Além disso, exercícios de maior intensidade aumentam o chamado consumo de oxigênio pós-exercício, EPOCH, de acordo com o Dr. Chantal A. Vella e o Dr. Len Kravitz, da Universidade do Novo México. EPOCH é um período após o exercício em que seu corpo continua a queimar calorias a uma taxa maior.

Com base nisso, seu programa de cinco dias incluirá:

  • 2 exercícios de treinamento em circuito de corpo inteiro
  • 1 treino intervalado de alta intensidade
  • 2 cardio de estado estacionário

Sua intensidade dependerá do seu nível inicial de condicionamento físico. Se você não se exercita há um tempo, suas sessões serão menos intensas do que alguém que passa muito tempo na academia.
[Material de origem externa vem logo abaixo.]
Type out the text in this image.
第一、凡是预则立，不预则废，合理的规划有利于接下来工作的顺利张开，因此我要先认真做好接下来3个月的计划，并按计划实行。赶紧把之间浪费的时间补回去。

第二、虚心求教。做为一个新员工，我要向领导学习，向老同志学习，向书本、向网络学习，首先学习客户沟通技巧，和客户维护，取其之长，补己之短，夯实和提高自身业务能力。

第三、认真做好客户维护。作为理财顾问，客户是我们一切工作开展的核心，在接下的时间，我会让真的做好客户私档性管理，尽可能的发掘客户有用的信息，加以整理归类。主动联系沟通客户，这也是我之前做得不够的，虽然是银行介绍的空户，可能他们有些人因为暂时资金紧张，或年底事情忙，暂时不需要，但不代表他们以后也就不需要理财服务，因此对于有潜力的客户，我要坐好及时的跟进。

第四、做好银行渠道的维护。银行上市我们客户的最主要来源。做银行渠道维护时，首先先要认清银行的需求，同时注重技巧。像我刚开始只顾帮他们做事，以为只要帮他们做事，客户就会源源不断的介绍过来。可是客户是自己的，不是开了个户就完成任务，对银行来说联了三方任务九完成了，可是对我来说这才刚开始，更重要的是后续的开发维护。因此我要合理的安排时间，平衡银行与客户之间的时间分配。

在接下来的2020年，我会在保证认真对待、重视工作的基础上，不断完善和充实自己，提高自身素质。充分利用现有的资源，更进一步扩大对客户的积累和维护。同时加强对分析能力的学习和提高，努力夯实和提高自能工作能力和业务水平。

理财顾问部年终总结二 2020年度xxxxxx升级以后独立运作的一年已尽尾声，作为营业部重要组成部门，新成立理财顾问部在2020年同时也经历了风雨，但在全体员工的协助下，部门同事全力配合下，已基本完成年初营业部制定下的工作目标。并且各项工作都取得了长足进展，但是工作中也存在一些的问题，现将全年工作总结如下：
Dias 1 e 4: Circuito de Corpo Inteiro

Um circuito de corpo inteiro deve ser planejado para atingir todos os principais grupos musculares - braços, peito, costas, núcleo e pernas. A inclusão de apenas exercícios compostos (exercícios que usam mais de um grupo muscular por vez) tornará seu treino mais eficiente em termos de tempo e queimar mais calorias, de acordo com o Conselho Americano de Exercício.

Aqueça por cinco a 10 minutos e faça uma série de cada exercício com pouco ou nenhum descanso entre os exercícios. Use um peso apropriado para o seu nível de força que fatiga seus músculos nas últimas repetições de cada série.
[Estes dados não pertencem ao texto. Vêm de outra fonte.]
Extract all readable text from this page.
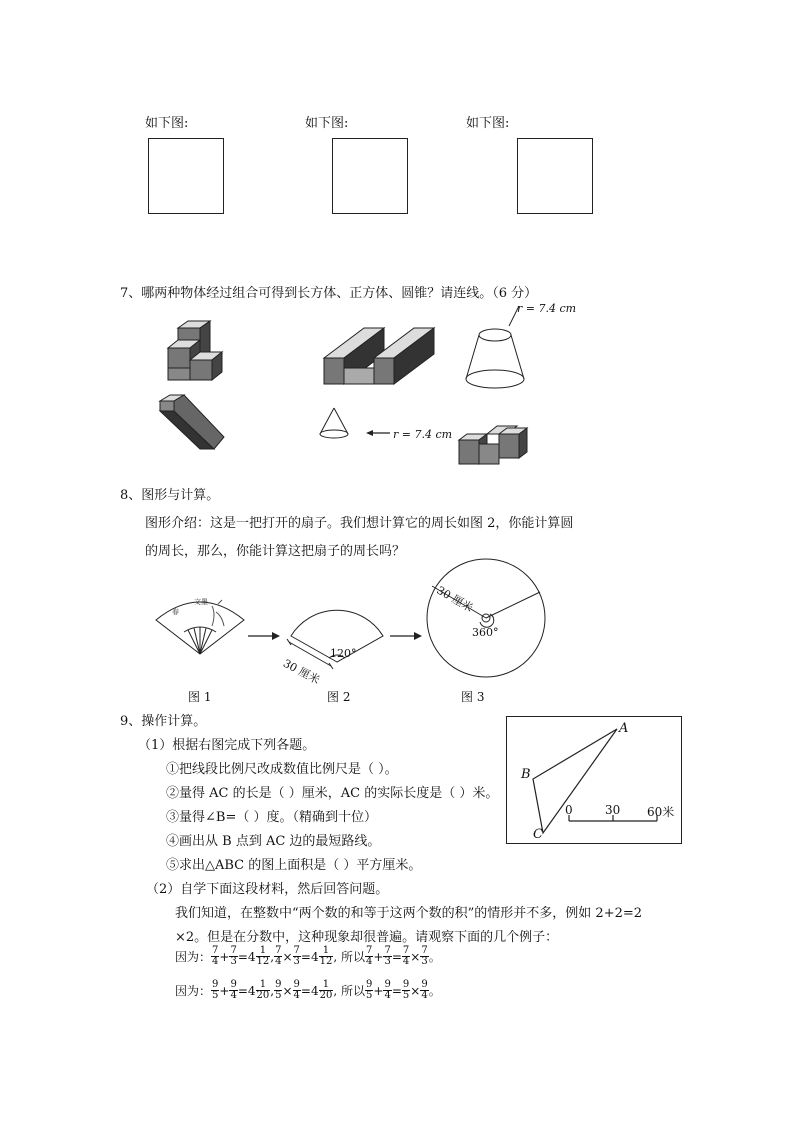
如下图:	如下图:	如下图:
7、哪两种物体经过组合可得到长方体、正方体、圆锥？请连线。（6 分）
r = 7.4 cm
r = 7.4 cm
8、图形与计算。
图形介绍：这是一把打开的扇子。我们想计算它的周长如图 2，你能计算圆
的周长，那么，你能计算这把扇子的周长吗？
春
文墨
120°
30 厘米
30 厘米
360°
图 1	图 2	图 3
9、操作计算。
（1）根据右图完成下列各题。
①把线段比例尺改成数值比例尺是（ ）。
②量得 AC 的长是（ ）厘米，AC 的实际长度是（ ）米。
③量得∠B=（ ）度。（精确到十位）
④画出从 B 点到 AC 边的最短路线。
⑤求出△ABC 的图上面积是（ ）平方厘米。
A
B
C
0	30 60米
（2）自学下面这段材料，然后回答问题。
我们知道，在整数中“两个数的和等于这两个数的积”的情形并不多，例如 2+2=2
×2。但是在分数中，这种现象却很普遍。请观察下面的几个例子：
因为： $\frac{7}{4} + \frac{7}{3} = 4 \frac{1}{12}$ , $\frac{7}{4} \times \frac{7}{3} = 4 \frac{1}{12}$ , 所以 $\frac{7}{4} + \frac{7}{3} = \frac{7}{4} \times \frac{7}{3}$ 。
因为： $\frac{9}{5} + \frac{9}{4} = 4 \frac{1}{20}$ , $\frac{9}{5} \times \frac{9}{4} = 4 \frac{1}{20}$ , 所以 $\frac{9}{5} + \frac{9}{4} = \frac{9}{5} \times \frac{9}{4}$ 。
  • Agachamento com postura ampla - 15 repetições
  • Flexões - de joelhos, se modificadas - 10 a 15 repetições
  • Estocada reversa - 15 repetições de cada lado
  • Linhas dobradas - 12 a 15 repetições
  • Estocada lateral - 12 a 15 repetições
  • Prancha - mantenha pressionado por 15 a 60 segundos
  • Alpinistas - 15 repetições de cada lado
  • Pullups assistidos ou pulldowns lat com faixa de resistência - 10 a 12 repetições
  • Propulsores de agachamento - 12 a 15 repetições
  • Levantamento terra com pernas duras - 12 a 15 repetições

Descanse 60 segundos e repita o circuito duas a três vezes.

Dia 3: Treinamento com Intervalo de Alta Intensidade

Este é um treino rápido que realmente dá um soco. Ao alternar entre períodos de esforço total e períodos de recuperação, é possível atingir um nível de intensidade que queima muitas calorias e inflama EPOCH por horas após o treino - e em muito menos tempo do que os exercícios tradicionais de resistência, de acordo com a um estudo de 2014 em Fisiologia Aplicada, Nutrição e Metabolismo.

Você pode fazer HIIT em uma esteira, bicicleta, máquina de remo, aparelho elíptico ou fora de uma pista. Após um aquecimento de cinco minutos a um ritmo constante, aumente o ritmo para um esforço máximo. Corra o máximo que puder por 30 segundos a um minuto e depois retorne ao seu ritmo de recuperação, que pode ser uma caminhada rápida ou uma corrida lenta. Após um minuto, retorne ao seu sprint. Repita por um total de oito intervalos e depois esfrie no ritmo de repouso por cinco minutos.

Dias 2 e 5: Cardio em Estado Estável

Nos outros três dias da sua programação semanal de exercícios, você trabalha em alta intensidade. Como trabalhar todos os dias com intensidade tão alta pode levar a lesões ou excesso de treinamento, incluir dois dias de exercícios aeróbicos de intensidade moderada dará um tempo ao seu corpo, mas você ainda estará queimando calorias. Nestes dias, faça qualquer atividade aeróbica que você gosta - corrida, ciclismo, natação ou remo. Mantenha sua frequência cardíaca entre 50 e 70% da sua frequência máxima, que é considerada intensidade moderada, de acordo com o CDC.


Assista o vídeo: Treino Para Emagrecimento (Junho 2022).


Comentários:

  1. Goltikazahn

    a Nenhuma pergunta ruim

  2. Landrey

    Você está absolutamente certo. Há algo nisso e acho que é uma boa ideia. Concordo com você.

  3. Albin

    Muito obrigado

  4. Darneil

    Considero, que você está enganado. Proponho discuti-lo. Mande-me um e-mail para PM.

  5. Evalac

    Precious informations

  6. Tedman

    Na minha opinião, você está cometendo um erro. Eu posso defender minha posição.

  7. Alton

    Lamento não poder participar da discussão agora - não há tempo livre. Mas eu estarei livre - com certeza vou escrever o que penso sobre esse assunto.